Exhibit (10)

                     Pitney Bowes Inc. Directors' Stock Plan
              Amended and Restated Effective as of October 11, 1999

Amendment Number 1, effective as of May 12, 2003

Section 5(d) of the Pitney Bowes Inc. Directors' Stock Plan was amended to
reflect the effect of an amendment to the Directors' Stock Ownership Guidelines,
measuring stock ownership in terms of number of shares held rather than market
value. While the amendments are limited to portions of the first two paragraphs
of Section 5(d) of the Directors' Stock Plan, Section 5(d) is reproduced here in
its entirety:

(d)  If, pursuant to the Pitney Bowes Inc. Directors' Stock Ownership Policy,
an Eligible Director is considered to own in excess of seven thousand five
hundred (7,500) shares of Common Stock originally acquired under the Plan, such
Eligible Director may during his or her lifetime transfer to a Family Member,
Family Entity or Charitable Organization whole shares of Common Stock
originally acquired under the Plan only to the extent that the number of such
shares to be transferred exceeds 7,500 shares originally acquired under the
Plan; provided, that each of the following conditions is met.

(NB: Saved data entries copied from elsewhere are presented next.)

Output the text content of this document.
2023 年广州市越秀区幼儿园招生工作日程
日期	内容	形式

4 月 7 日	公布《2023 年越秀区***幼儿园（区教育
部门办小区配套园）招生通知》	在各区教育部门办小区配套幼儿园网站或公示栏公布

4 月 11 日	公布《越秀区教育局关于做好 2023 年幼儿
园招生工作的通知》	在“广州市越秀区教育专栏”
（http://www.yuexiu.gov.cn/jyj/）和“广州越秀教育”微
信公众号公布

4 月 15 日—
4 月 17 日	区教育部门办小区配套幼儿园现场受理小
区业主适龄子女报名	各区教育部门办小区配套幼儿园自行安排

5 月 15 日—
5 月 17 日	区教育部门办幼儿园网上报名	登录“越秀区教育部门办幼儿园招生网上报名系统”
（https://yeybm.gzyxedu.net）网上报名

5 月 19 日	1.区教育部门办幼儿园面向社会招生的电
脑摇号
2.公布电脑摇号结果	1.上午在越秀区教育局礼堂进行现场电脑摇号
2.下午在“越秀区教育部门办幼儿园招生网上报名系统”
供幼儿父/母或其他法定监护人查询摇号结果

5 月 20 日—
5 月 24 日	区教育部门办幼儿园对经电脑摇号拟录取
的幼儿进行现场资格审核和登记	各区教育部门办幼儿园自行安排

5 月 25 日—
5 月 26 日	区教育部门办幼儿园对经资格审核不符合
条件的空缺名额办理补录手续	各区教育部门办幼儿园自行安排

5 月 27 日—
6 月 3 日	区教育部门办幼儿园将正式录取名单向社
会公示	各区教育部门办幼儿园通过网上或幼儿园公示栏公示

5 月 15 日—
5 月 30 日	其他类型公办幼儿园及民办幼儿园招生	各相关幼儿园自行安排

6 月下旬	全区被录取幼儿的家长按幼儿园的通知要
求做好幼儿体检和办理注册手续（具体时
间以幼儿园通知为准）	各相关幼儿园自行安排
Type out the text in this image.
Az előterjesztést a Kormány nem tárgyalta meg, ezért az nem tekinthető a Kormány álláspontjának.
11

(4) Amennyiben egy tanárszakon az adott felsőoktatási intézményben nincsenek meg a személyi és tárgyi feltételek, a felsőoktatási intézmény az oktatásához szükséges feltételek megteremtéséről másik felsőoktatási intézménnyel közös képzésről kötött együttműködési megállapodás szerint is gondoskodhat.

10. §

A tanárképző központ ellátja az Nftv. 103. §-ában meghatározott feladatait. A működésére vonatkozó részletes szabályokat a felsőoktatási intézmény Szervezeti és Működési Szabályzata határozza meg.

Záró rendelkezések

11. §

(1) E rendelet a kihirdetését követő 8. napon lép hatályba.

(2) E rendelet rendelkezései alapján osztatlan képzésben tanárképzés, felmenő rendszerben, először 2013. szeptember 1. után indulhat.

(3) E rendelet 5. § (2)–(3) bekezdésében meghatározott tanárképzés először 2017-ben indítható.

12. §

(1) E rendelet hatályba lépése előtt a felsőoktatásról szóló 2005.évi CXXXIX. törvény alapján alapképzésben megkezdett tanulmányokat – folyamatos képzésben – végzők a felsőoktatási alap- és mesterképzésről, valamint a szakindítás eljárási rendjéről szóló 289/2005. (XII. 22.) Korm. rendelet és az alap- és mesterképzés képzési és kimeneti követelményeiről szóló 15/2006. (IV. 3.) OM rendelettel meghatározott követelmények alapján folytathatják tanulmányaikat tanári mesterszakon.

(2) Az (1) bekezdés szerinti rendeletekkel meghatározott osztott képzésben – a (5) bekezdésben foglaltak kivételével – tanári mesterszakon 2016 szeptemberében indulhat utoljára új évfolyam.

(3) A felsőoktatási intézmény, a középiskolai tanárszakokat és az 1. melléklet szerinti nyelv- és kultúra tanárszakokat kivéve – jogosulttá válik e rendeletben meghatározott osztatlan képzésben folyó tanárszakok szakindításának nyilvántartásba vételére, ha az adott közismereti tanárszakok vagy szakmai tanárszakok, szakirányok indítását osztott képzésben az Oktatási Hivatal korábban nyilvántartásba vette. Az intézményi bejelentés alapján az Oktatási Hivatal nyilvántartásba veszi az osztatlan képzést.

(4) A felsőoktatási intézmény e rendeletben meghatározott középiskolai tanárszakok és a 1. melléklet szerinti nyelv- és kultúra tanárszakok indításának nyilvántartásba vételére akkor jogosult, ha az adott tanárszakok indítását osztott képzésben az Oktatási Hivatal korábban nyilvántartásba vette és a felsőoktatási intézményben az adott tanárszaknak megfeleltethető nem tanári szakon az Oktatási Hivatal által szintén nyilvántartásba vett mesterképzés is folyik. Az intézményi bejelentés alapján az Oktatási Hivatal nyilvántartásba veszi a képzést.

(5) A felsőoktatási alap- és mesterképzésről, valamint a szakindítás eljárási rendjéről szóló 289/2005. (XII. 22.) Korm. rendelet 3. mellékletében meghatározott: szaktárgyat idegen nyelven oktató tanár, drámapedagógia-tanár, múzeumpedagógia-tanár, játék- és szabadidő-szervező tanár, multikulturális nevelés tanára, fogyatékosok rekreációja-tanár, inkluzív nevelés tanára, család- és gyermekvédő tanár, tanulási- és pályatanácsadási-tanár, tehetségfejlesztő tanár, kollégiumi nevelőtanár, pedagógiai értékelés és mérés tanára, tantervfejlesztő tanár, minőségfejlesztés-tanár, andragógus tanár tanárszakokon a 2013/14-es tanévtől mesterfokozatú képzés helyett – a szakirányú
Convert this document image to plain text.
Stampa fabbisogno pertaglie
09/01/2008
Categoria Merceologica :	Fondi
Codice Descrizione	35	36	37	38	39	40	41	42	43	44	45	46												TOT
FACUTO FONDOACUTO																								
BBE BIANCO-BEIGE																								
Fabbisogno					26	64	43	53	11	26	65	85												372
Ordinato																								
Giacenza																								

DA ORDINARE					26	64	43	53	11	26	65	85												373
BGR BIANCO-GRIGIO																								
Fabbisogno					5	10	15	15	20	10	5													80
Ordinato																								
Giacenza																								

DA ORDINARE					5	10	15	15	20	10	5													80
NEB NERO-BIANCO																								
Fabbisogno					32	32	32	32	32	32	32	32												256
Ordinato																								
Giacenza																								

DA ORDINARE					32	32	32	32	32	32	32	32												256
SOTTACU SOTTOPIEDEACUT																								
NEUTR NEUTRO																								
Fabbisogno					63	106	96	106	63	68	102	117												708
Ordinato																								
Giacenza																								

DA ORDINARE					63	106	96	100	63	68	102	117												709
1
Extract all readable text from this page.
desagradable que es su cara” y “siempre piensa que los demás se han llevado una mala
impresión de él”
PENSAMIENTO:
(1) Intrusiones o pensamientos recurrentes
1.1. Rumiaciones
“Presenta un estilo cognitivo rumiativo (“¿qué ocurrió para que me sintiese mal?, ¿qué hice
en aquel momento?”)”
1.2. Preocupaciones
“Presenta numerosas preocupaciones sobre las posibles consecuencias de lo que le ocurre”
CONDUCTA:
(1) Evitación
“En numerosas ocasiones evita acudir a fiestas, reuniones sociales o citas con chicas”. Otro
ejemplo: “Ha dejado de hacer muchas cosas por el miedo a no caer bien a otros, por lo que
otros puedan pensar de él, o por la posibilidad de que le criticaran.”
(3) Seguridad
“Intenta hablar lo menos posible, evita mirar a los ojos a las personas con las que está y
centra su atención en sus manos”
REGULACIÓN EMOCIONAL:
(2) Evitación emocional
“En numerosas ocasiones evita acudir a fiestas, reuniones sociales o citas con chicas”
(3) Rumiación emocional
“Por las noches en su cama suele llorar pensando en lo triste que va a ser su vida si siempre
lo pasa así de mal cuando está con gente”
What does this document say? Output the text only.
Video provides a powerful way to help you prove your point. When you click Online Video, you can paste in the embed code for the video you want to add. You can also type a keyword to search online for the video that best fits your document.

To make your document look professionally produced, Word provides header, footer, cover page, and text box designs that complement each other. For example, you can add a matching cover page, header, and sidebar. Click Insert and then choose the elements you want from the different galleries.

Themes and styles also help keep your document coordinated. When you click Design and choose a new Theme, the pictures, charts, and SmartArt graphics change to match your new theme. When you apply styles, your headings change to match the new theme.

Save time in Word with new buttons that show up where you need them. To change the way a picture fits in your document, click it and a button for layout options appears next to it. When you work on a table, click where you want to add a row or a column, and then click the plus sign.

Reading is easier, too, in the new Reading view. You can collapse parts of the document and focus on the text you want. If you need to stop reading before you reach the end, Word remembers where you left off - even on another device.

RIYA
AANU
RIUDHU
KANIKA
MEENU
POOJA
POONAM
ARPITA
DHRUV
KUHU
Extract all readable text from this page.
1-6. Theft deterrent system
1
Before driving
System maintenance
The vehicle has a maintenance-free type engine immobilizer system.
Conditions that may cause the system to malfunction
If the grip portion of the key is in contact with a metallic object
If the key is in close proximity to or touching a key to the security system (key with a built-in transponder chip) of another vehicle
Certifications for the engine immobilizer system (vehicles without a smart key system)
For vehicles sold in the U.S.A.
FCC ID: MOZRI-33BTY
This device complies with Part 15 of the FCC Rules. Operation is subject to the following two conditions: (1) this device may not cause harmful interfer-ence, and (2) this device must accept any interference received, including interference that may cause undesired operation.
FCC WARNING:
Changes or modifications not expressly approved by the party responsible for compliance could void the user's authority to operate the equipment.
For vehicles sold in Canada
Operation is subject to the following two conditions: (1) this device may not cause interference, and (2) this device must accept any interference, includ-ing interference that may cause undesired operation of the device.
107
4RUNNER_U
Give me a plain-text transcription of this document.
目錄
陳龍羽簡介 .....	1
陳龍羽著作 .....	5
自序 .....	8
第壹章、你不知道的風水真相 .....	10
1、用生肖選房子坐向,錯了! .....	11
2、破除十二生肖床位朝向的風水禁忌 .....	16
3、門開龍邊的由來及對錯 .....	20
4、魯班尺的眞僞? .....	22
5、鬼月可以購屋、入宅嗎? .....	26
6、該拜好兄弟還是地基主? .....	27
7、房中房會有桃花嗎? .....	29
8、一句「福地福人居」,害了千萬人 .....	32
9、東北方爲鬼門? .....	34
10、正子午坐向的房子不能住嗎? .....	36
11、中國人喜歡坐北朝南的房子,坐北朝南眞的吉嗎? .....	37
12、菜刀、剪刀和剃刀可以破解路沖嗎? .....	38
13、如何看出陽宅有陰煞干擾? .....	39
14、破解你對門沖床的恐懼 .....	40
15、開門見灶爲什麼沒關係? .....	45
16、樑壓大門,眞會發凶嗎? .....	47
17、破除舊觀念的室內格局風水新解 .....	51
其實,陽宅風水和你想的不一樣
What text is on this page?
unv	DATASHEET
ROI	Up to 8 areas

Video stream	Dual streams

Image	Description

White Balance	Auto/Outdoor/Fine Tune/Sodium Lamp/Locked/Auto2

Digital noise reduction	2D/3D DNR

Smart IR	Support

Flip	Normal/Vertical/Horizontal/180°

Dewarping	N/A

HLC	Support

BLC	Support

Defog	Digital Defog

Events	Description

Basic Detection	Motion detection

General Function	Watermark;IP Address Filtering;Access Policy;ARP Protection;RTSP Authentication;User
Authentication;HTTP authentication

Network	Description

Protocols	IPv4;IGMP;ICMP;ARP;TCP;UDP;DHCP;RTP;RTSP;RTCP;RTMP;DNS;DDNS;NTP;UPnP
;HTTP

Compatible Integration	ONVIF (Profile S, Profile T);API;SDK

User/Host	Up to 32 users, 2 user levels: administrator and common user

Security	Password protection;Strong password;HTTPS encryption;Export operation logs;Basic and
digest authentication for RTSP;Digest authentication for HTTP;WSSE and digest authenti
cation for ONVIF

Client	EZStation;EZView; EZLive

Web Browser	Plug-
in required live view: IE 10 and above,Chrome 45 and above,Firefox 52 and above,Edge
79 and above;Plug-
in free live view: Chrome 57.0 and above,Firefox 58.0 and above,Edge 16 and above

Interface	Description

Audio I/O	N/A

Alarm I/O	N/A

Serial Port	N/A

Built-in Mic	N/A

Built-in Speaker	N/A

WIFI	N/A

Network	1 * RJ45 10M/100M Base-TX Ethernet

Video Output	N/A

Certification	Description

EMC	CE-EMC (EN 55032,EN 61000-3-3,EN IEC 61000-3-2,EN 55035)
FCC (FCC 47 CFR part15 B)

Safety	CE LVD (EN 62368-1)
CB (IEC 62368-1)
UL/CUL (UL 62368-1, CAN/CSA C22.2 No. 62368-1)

       (1) Immediately before and after the date of transfer, the Eligible
           Director is considered to have attained the minimum level of stock
           ownership under the Pitney Bowes Inc. Directors' Stock Ownership
           Policy based on the number of shares originally acquired under the
           Plan and held as of the date of transfer;

       (2) A Family Member and Family Entity shall not be permitted to further
           transfer restricted shares until the restrictions set forth in
           Section 5(c) of the Plan have lapsed; provided, however, that a
           Charitable Organization may transfer restricted shares upon the
           Eligible Director's completion of six months of service with the
           Company following the date on which the restricted shares were
           granted without regard to the Eligible Director's termination of
           service from the Company;

       (3) Eligible Directors must comply with applicable securities laws and
           regulations with respect to transfers made hereunder; and

       (4) Transfers under this Section 5(d) must meet all of the requirements
           under applicable provisions of the Internal Revenue Code to be
           considered "gift" transfers or charitable contributions, as the case
           may be.

       (5) For purposes of the Plan, the following definitions shall apply:

             (A)   Family Member means the Eligible Director's natural or
                   adopted child, stepchild, grandchild, parent, stepparent,
                   grandparent, spouse, former spouse, sibling, mother-in-law,
                   father-in-law, son-in-law, daughter-in-law, sister-in-law,
                   brother-in-law, nephew, niece (including by adoption) and
                   any person sharing the Eligible Director's household (other
                   than a tenant or employee);

             (B)   Family Entity means any trust in which the Eligible Director
                   has more than a 50% beneficial interest and any entity in
                   which the Eligible Director and/or a Family Member owns more
                   than 50% of the voting interests; and

Charitable Organization means any not-for-profit entity recognized as such under
the Internal Revenue Code of 1986, as amended.